Le résultat de ces politiques n’a donc rien d’étonnant. L’espérance de vie compte parmi les plus basses du Moyen-Orient (elle est inférieure de presque dix ans à celle des Israéliens), la mortalité infantile et maternelle est élevée, et la malnutrition est fréquente, avec un taux élevé de retards de croissance et de carences en fer chez les enfants.
Le recours à la vaccination contre la Covid-19 s’est déclenché très lentement, en grande partie parce qu’Israël, non content d’ignorer ses propres obligations de puissance occupante, bloquait de surcroît les efforts palestiniens et extérieurs pour mener ce combat. En date du 2 février 2022, 30% seulement des habitants de Gaza étaient complètement vaccinés.
De la part des groupes de défense des droits humains et de certaines personnalités politiques progressistes, il y a eu des condamnations fermes de nombreuses déclarations gouvernementales en lien avec les bombardements récents, qui répètent, dans leur quasi-totalité, des formules recyclées sur le droit d’Israël à se défendre. Et pourtant, il existe d’innombrables preuves montrant qu’aucune norme n’autorise à considérer ces décennies de châtiment collectif des Palestiniens comme une réponse légitime d’Israël en termes de sécurité. Rares ont été ceux à mentionner les Palestiniens tués au nom de cette prétendue autodéfense, et notamment les nombreux enfants. Il est vrai que ces déclarations partiales, historiquement fausses et excluant toute critique méritent d’être dénoncées.
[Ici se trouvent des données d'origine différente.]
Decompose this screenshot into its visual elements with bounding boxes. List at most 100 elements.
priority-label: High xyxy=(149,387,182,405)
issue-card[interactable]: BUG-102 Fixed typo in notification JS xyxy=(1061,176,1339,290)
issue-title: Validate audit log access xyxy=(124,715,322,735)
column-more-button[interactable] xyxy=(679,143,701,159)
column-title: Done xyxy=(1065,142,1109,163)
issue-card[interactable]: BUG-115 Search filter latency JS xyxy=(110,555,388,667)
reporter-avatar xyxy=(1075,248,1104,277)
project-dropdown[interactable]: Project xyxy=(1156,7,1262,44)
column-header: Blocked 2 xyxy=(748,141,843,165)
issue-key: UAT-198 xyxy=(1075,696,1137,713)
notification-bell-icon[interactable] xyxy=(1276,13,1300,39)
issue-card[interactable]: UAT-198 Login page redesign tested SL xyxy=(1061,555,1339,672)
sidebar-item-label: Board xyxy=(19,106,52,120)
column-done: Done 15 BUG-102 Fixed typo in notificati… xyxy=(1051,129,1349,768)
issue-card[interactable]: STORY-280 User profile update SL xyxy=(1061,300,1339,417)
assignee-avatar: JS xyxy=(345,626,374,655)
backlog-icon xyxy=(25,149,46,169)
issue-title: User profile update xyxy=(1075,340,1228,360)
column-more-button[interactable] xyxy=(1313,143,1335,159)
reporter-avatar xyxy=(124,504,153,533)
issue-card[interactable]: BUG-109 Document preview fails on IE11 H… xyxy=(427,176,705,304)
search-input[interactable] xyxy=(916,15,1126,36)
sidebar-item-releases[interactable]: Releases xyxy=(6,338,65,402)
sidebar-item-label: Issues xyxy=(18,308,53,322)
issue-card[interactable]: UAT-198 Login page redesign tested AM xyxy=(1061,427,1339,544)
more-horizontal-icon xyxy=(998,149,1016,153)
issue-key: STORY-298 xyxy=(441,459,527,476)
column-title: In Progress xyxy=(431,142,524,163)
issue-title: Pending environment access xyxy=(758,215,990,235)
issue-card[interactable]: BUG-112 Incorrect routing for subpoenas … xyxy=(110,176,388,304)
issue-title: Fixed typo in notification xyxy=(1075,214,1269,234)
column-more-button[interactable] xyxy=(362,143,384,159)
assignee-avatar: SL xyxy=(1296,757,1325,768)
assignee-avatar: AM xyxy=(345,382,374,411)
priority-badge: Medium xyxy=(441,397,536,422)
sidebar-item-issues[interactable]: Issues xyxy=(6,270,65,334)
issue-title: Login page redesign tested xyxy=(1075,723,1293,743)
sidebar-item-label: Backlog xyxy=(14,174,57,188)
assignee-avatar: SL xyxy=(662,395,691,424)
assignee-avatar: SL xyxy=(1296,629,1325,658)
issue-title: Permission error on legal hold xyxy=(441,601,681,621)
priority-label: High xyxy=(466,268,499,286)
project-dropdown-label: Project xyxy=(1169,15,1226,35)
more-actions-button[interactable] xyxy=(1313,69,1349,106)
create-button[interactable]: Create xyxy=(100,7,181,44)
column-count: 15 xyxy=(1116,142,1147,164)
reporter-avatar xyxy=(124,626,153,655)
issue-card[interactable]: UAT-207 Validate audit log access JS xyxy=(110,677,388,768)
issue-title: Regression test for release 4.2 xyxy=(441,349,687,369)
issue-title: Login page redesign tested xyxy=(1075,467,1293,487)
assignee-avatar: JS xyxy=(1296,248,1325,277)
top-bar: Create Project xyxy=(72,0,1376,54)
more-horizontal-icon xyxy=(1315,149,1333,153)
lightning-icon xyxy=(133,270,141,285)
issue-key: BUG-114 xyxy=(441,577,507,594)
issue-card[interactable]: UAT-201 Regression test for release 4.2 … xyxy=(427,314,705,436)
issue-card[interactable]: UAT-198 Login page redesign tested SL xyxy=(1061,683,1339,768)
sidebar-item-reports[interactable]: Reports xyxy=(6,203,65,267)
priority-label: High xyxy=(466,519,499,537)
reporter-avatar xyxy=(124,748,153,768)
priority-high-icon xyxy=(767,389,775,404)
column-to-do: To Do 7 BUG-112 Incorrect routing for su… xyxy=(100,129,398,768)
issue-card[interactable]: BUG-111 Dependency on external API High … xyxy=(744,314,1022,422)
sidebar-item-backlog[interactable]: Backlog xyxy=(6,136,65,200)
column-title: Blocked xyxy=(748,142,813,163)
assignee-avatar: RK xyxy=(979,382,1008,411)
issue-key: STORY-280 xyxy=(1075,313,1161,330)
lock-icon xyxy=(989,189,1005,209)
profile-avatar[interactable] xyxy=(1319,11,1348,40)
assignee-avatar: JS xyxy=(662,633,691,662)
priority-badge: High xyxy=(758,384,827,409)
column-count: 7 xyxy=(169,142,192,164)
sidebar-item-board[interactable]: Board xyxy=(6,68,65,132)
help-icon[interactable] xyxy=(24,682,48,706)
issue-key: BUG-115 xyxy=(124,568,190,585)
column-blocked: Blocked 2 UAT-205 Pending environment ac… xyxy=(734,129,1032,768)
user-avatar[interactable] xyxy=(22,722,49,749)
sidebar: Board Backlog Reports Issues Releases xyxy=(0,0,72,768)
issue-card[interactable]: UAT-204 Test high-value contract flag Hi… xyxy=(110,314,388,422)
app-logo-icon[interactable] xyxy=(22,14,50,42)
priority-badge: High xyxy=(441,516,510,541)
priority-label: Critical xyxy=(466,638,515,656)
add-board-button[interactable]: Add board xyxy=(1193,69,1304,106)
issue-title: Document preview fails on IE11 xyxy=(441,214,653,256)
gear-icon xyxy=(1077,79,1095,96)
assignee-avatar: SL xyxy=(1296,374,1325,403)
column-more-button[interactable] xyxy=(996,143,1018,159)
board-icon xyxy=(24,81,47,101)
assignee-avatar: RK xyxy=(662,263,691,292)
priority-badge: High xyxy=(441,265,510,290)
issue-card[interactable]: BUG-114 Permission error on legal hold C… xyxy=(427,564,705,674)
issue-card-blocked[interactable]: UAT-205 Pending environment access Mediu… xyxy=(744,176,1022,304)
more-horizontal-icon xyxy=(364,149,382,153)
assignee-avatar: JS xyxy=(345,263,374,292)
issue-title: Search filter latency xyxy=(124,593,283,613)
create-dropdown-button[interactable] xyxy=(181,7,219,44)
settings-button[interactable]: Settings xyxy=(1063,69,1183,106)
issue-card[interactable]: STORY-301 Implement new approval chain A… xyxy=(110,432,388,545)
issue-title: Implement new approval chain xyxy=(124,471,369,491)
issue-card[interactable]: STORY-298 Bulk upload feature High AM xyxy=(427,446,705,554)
Mais que dire des jours, des semaines, des mois qui s’écoulent entre les bombardements, pendant lesquels les gens de Gaza, dont plus de la moitié sont des enfants, continuent à vivre dans un territoire dont la clôture est effective, tandis que leurs souffrances sont largement oubliées par le reste du monde ou, pire encore, justifiées ? Les condamnations doivent continuer jusqu’à ce que ce blocus injuste et illégal soit levé.
Aucun pays ne peut se définir comme un défenseur des droits humains tout en continuant à ignorer et à rendre possible ce qui est infligé à cette population civile, tout particulièrement après des mois de platitudes sur l’immoralité et l’illégalité des attaques des Russes contre l’Ukraine et de leurs tentatives d’entraver l’approvisionnement alimentaire. Il ne devrait plus être acceptable que l’on fasse référence au Hamas ou à d’autres groupes armés palestiniens pour répondre aux questions sur le bombardement de familles dans leurs propres maisons. Et cette réponse n’est pas plus acceptable pour justifier que l’on empêche des patients atteints d’un cancer de recevoir leur traitement, des enfants de bénéficier d’une alimentation correcte, et des médecins de disposer du matériel nécessaire pour sauver la vie de leurs patients.